Daha küçük hasat boyutlarının ve daha deneysel işlemenin bir sonucu olarak, mikro ve nano partiler genellikle daha özel ve daha nadir olarak daha yüksek bir fiyat elde etme çabasıyla pazarlanmaktadır.
SÜRDÜRÜLEBİLİRLİK, İZLENEBİLİRLİK VE ŞEFFAFLIK
Son birkaç yılda sürdürülebilirlik, izlenebilirlik ve şeffaflık, özel kahve tüketicileri için giderek daha önemli hale geldi. Fakat bu üç kavram arasındaki farklar nelerdir?
Genel olarak “ sürdürülebilirlik ”, mevcut toplumların ihtiyaçlarının gelecek nesillerin ihtiyaçlarından ödün vermeden karşılanması anlamına gelir. Sosyal sorumluluğa benzer şekilde, sürdürülebilirlik çevresel, sosyal ve ekonomik faktörleri kapsar.
Sürdürülebilirlikten bahsederken bir soru sormalısınız: Kahve tedarik zincirinde her şeyi tamamen aynı şekilde yaparsak, bundan on yıl sonra aynı şekilde yapabilecek miyiz?
İzlenebilirlik, kahvenizin nereden geldiğini bilmekle, şeffaflık ise tedarik zinciriniz hakkında mümkün olduğunca çok şey bilmekle ilgilidir. Bu, çiftlikler, değirmenler, kooperatifler, nakliye şirketleri, ihracatçılar ve depolar dahil olmak üzere her adımda kimin yer aldığını bilmek anlamına geliyor.

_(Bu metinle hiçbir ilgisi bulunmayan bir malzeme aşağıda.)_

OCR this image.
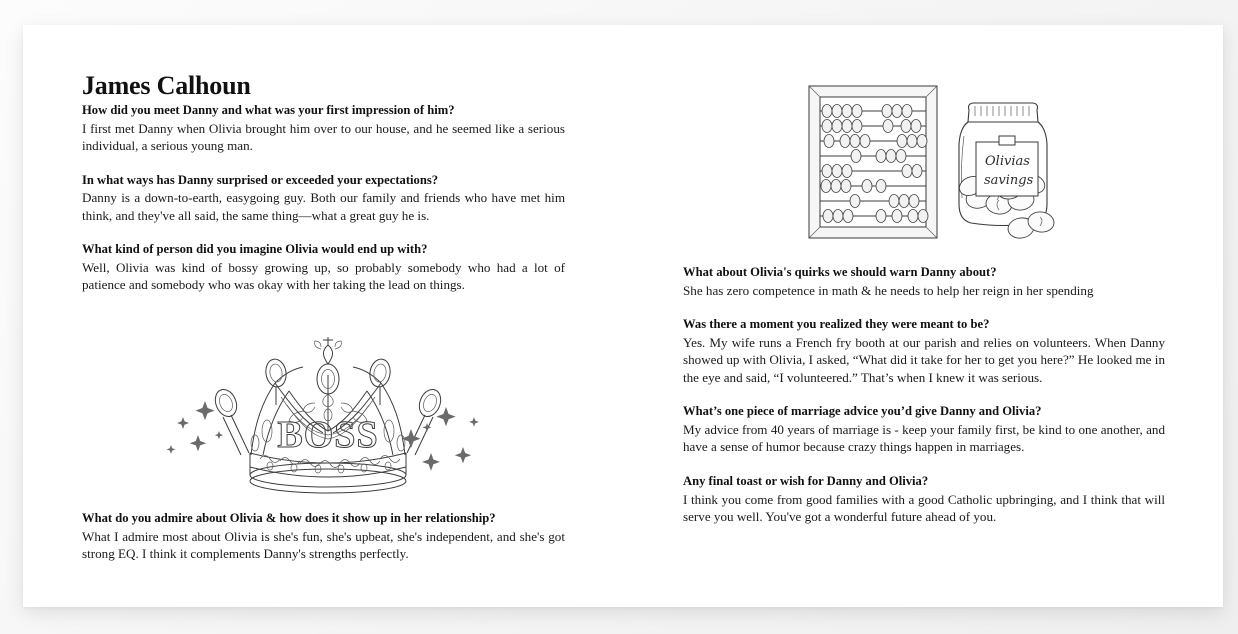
James Calhoun

How did you meet Danny and what was your first impression of him?

I first met Danny when Olivia brought him over to our house, and he seemed like a serious individual, a serious young man.

In what ways has Danny surprised or exceeded your expectations?

Danny is a down-to-earth, easygoing guy. Both our family and friends who have met him think, and they've all said, the same thing—what a great guy he is.

What kind of person did you imagine Olivia would end up with?

Well, Olivia was kind of bossy growing up, so probably somebody who had a lot of patience and somebody who was okay with her taking the lead on things.

BOSS

What do you admire about Olivia & how does it show up in her relationship?

What I admire most about Olivia is she's fun, she's upbeat, she's independent, and she's got strong EQ. I think it complements Danny's strengths perfectly.

Olivias
savings

What about Olivia's quirks we should warn Danny about?

She has zero competence in math & he needs to help her reign in her spending

Was there a moment you realized they were meant to be?

Yes. My wife runs a French fry booth at our parish and relies on volunteers. When Danny showed up with Olivia, I asked, “What did it take for her to get you here?” He looked me in the eye and said, “I volunteered.” That’s when I knew it was serious.

What’s one piece of marriage advice you’d give Danny and Olivia?

My advice from 40 years of marriage is - keep your family first, be kind to one another, and have a sense of humor because crazy things happen in marriages.

Any final toast or wish for Danny and Olivia?

I think you come from good families with a good Catholic upbringing, and I think that will serve you well. You've got a wonderful future ahead of you.
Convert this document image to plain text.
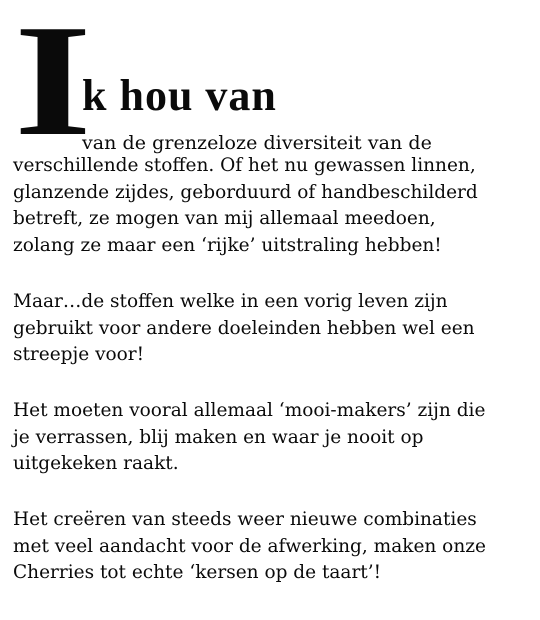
I
k hou van

van de grenzeloze diversiteit van de

verschillende stoffen. Of het nu gewassen linnen,
glanzende zijdes, geborduurd of handbeschilderd
betreft, ze mogen van mij allemaal meedoen,
zolang ze maar een ‘rijke’ uitstraling hebben!

Maar…de stoffen welke in een vorig leven zijn
gebruikt voor andere doeleinden hebben wel een
streepje voor!

Het moeten vooral allemaal ‘mooi-makers’ zijn die
je verrassen, blij maken en waar je nooit op
uitgekeken raakt.

Het creëren van steeds weer nieuwe combinaties
met veel aandacht voor de afwerking, maken onze
Cherries tot echte ‘kersen op de taart’!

Özellikle şeffaflık söz konusu olduğunda, tüketicilerden, tedarik zincirindeki her bir paydaşa ne kadar ödeme yapıldığını yayınlamaları konusunda markalar üzerinde artan bir baskı var.
Bu özellikle önemlidir, çünkü çiftçilere mahsulleri için daha adil bir ödeme yapılmasını sağlamak, kahve tedarik zincirinde uzun süredir devam eden çeşitli eşitsizliklerin bazılarını vurgulayarak kahve sektöründe önemli bir konuşma konusu haline geldi.
SONUÇ OLARAK
Özel kahvenin dili, iyi eğitimli olmayan tüketiciler için kafa karıştırıcı olabilir. Bununla birlikte, tüketiciler, yaygın olarak kullanılan bu terimlerin arkasındaki anlamı öğrenerek, özel kahve bilgilerini oldukça hızlı bir şekilde geliştirebilirler.
Bununla birlikte, daha fazla insanın kahvenin nereden geldiğini ve onu üretmek için harcanan çabayı daha iyi anlamasına yardımcı olmak için, bu dili yıkmaya çalışmak ve mümkünse onun gizemini ortadan kaldırmak faydalı olabilir. Bunu yaparak, giderek daha fazla tüketiciyi özel kahve anlayışını ve beğenisini geliştirmek için donatacağız.